Vue aérienne de la baie d'Ha Long, avec ses îlots karstiques et ses bateaux de tourisme.
Vue aérienne de la baie d'Ha Long, avec ses îlots karstiques et ses bateaux de tourisme. — (source)

« Ça a été très violent » : le récit minute par minute du naufrage de Phu Quoc

L'archipel d'An Thoi, au sud de Phu Quoc, est réputé pour ses eaux turquoise et ses plages de sable blanc. Ce samedi 11 juillet 2026, un groupe de 32 touristes indiens embarque à bord d'un hors-bord pour une excursion vers l'île Hon May Rut Ngoai, l'une des destinations les plus prisées de l'archipel. La journée s'annonce belle, la mer calme. Rien ne laisse présager le drame.

La violence soudaine du grain

En début d'après-midi, alors que le bateau entame son retour vers le port international d'An Thoi, le ciel bascule. Un grain soudain déferle sur la zone. Les vagues se lèvent, le vent forcit en quelques minutes. À 400 mètres du port, alors que la terre est en vue, le hors-bord est frappé de plein fouet. Des témoins rapportent des rafales d'une violence inouïe, capables de retourner une embarcation de cette taille.

Le chavirement est brutal. La coque se retourne, piégeant les passagers à l'intérieur. Plusieurs bateaux touristiques présents dans la zone se précipitent pour porter secours. Les garde-frontières, la marine et les garde-côtes arrivent peu après, mais pour de nombreux passagers, il est déjà trop tard. Les images diffusées par les médias locaux montrent des sauveteurs s'activant autour de la coque retournée, tandis que des corps sans vie sont extraits un à un. 

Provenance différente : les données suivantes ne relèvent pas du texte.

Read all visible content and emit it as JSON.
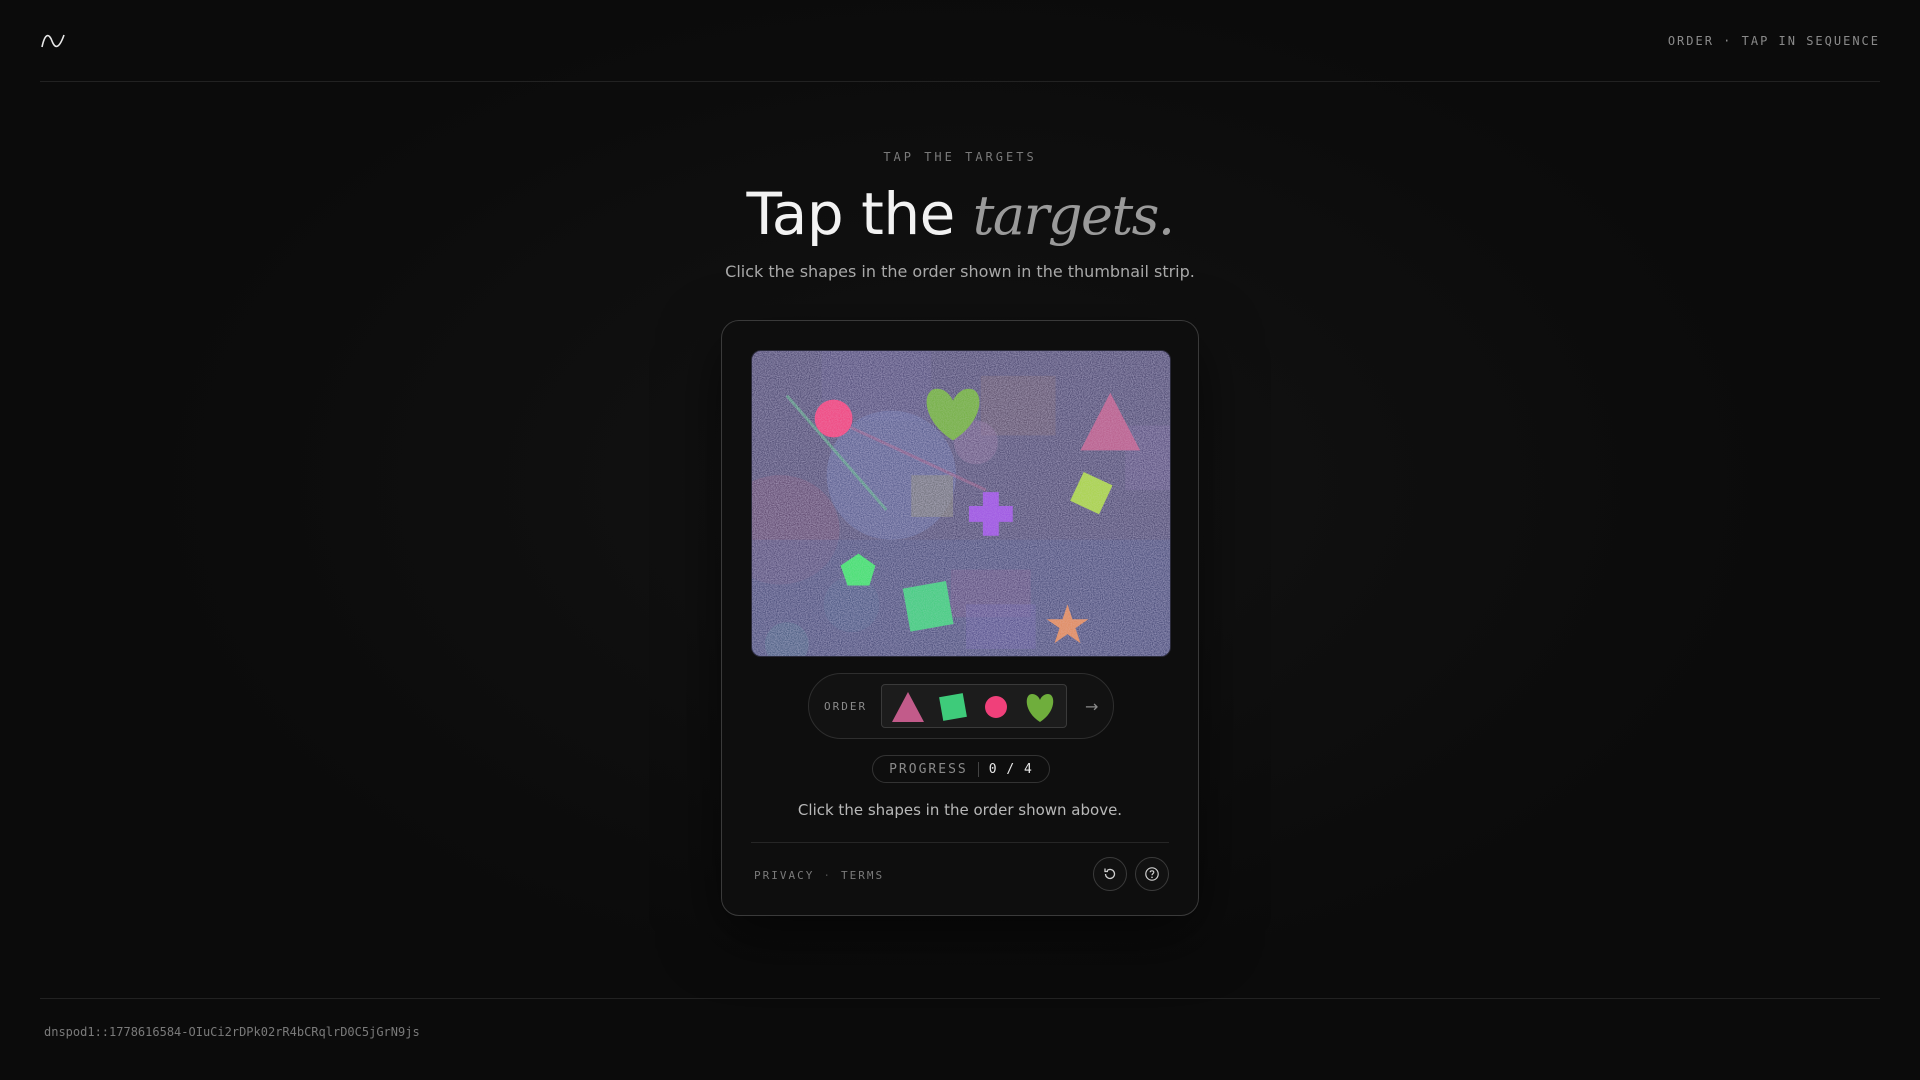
{
  "header": {
    "logo_icon": "wave-logo-icon",
    "right_label": "ORDER · TAP IN SEQUENCE"
  },
  "hero": {
    "eyebrow": "TAP THE TARGETS",
    "headline_plain": "Tap the ",
    "headline_emphasis": "targets.",
    "subtitle": "Click the shapes in the order shown in the thumbnail strip."
  },
  "challenge": {
    "order_label": "ORDER",
    "order_sequence": [
      "triangle",
      "square",
      "circle",
      "heart"
    ],
    "next_icon": "arrow-right-icon",
    "progress_label": "PROGRESS",
    "progress_value": "0 / 4",
    "instruction": "Click the shapes in the order shown above.",
    "colors": {
      "triangle": "#c25b8a",
      "square": "#3ecb7a",
      "circle": "#f0407a",
      "heart": "#6fae3c",
      "cross": "#9a4fe0",
      "diamond": "#a6d244",
      "pentagon": "#3fe06a",
      "star": "#e0885a"
    }
  },
  "footer": {
    "privacy": "PRIVACY",
    "separator": "·",
    "terms": "TERMS",
    "reload_icon": "reload-icon",
    "help_icon": "help-icon",
    "token": "dnspod1::1778616584-OIuCi2rDPk02rR4bCRqlrD0C5jGrN9js"
  }
}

Secouristes et ambulances rassemblés sur un quai après le chavirement du bateau touristique.
Secouristes et ambulances rassemblés sur un quai après le chavirement du bateau touristique. — (source)

Quinze vies brisées, vingt et un traumatisés

Le bilan est terrible. Sur les 36 personnes à bord — 32 touristes indiens, 3 membres d'équipage et 1 accompagnateur —, 15 ont perdu la vie. Treize hommes et deux femmes, tous de nationalité indienne. Vingt et une personnes ont survécu, dont deux blessés graves hospitalisés dans un état critique.

L'ambassade de l'Inde au Vietnam a réagi dans l'heure. Des cellules d'urgence ont été ouvertes à Hô Chi Minh-Ville et à Hanoï pour accompagner les familles des victimes et organiser le rapatriement des corps. Le Premier ministre indien Narendra Modi a publié un message sur X, exprimant sa « profonde tristesse » et assurant les familles du soutien total de son gouvernement.

Au Vietnam, la nouvelle a provoqué une onde de choc. Les autorités locales ont promis une enquête approfondie. Mais pour les familles des 15 disparus, aucune enquête ne ramènera leurs proches.

400 mètres du port : pourquoi le hors‑bord n'a pas pu regagner la côte ?

C'est la question qui taraude les enquêteurs et les familles. Comment un bateau peut-il chavirer à 400 mètres seulement de son port d'attache, avec la terre en vue ?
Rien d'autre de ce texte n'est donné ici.